Dimanche soir, le Grand Auditorium du Palais des Festivals connaissait une forte affluence pour un hommage hors norme : la réécriture de l’œuvre de David Bowie pour orchestre symphonique. Créée à l’Opéra de Saint-Étienne en 2018, cette proposition audacieuse fait entrer le répertoire du White Duke dans une nouvelle dimension. Derrière ce projet ambitieux, une idée forte : révéler les chansons de Bowie sous un angle inédit, en les confiant à l’Orchestre National de Cannes. Sans rythmique traditionnelle, les arrangements signés Vincent Artaud ouvrent de vastes horizons harmoniques et redonnent aux mélodies toute leur puissance narrative.
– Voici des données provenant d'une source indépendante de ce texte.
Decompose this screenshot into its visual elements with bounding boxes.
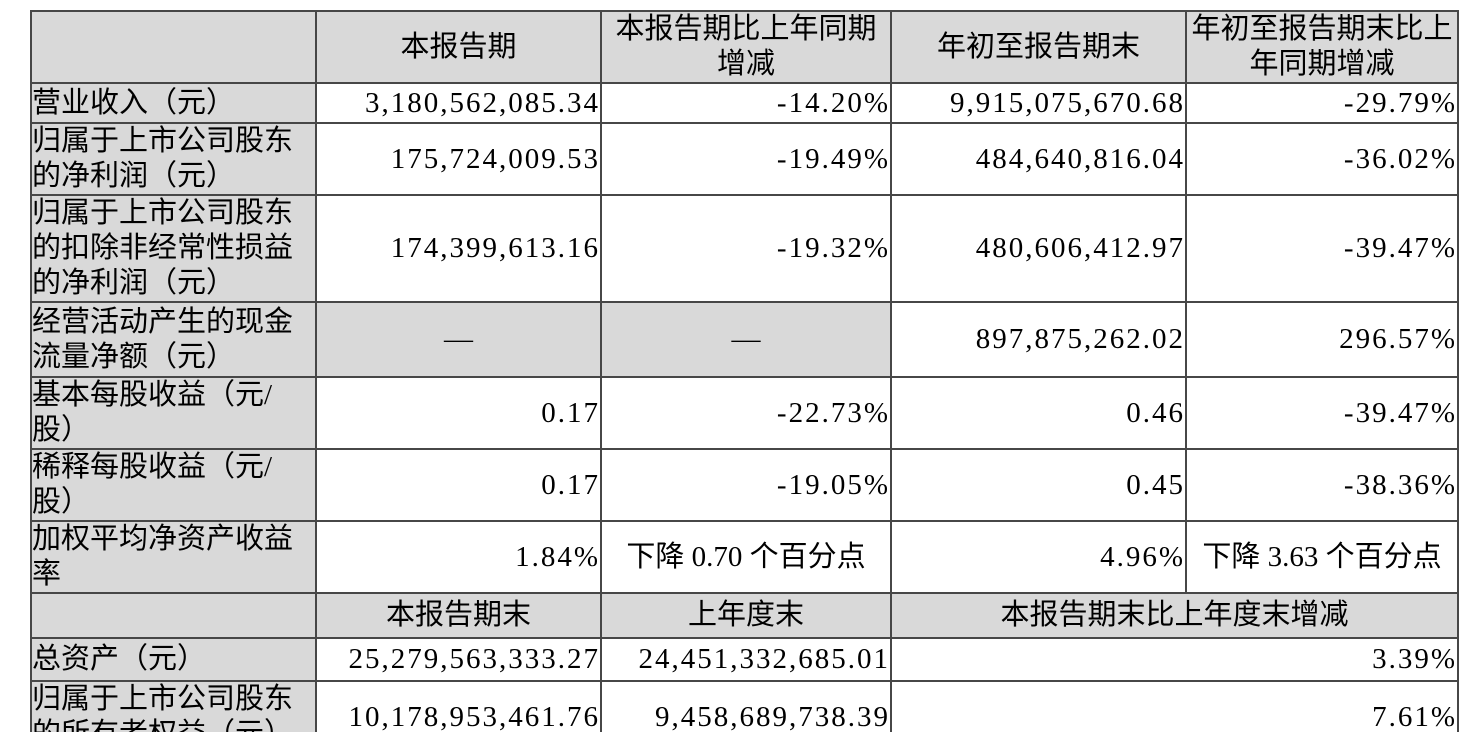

Comme le disait Miles Davis, la musique est avant tout une affaire de casting : ici, le choix des interprètes se révèle décisif. Deux voix exceptionnelles incarnent l’univers bowien : Hugh Coltman, élégant et habité, et Krystle Warren, bouleversante de profondeur. À leurs côtés, la trompette de Stéphane Belmondo devait initialement dialoguer avec l’orchestre, mais c’est finalement Frédéric Roudet qui a assuré la relève avec brio en raison d’un souci de santé du maître. Le pianiste Bojan Z complète cette distribution d’exception, sous la direction d’Éric Varion, avec une conception artistique générale signée Ludovic Chazalon et le Rhino Jazz(s) Festival.
De « Space Oddity » à « Ziggy Stardust », de « Ashes to Ashes » à « Let’s Dance », en passant par « Life on Mars » et « Where Are We Now » ou encore « Modern Love », le public a redécouvert un répertoire intemporel, sublimé par l’écrin symphonique. Chaque titre, soigneusement choisi, mêlait influences pop-rock et résonances jazz, révélant toute la richesse visionnaire de Bowie. Cette relecture symphonique n’est pas un simple hommage, mais une véritable réinvention : une manière d’ouvrir encore davantage les frontières musicales de celui qui n’a cessé de les repousser. Une soirée magistrale, à la hauteur de l’héritage du Thin White Duke.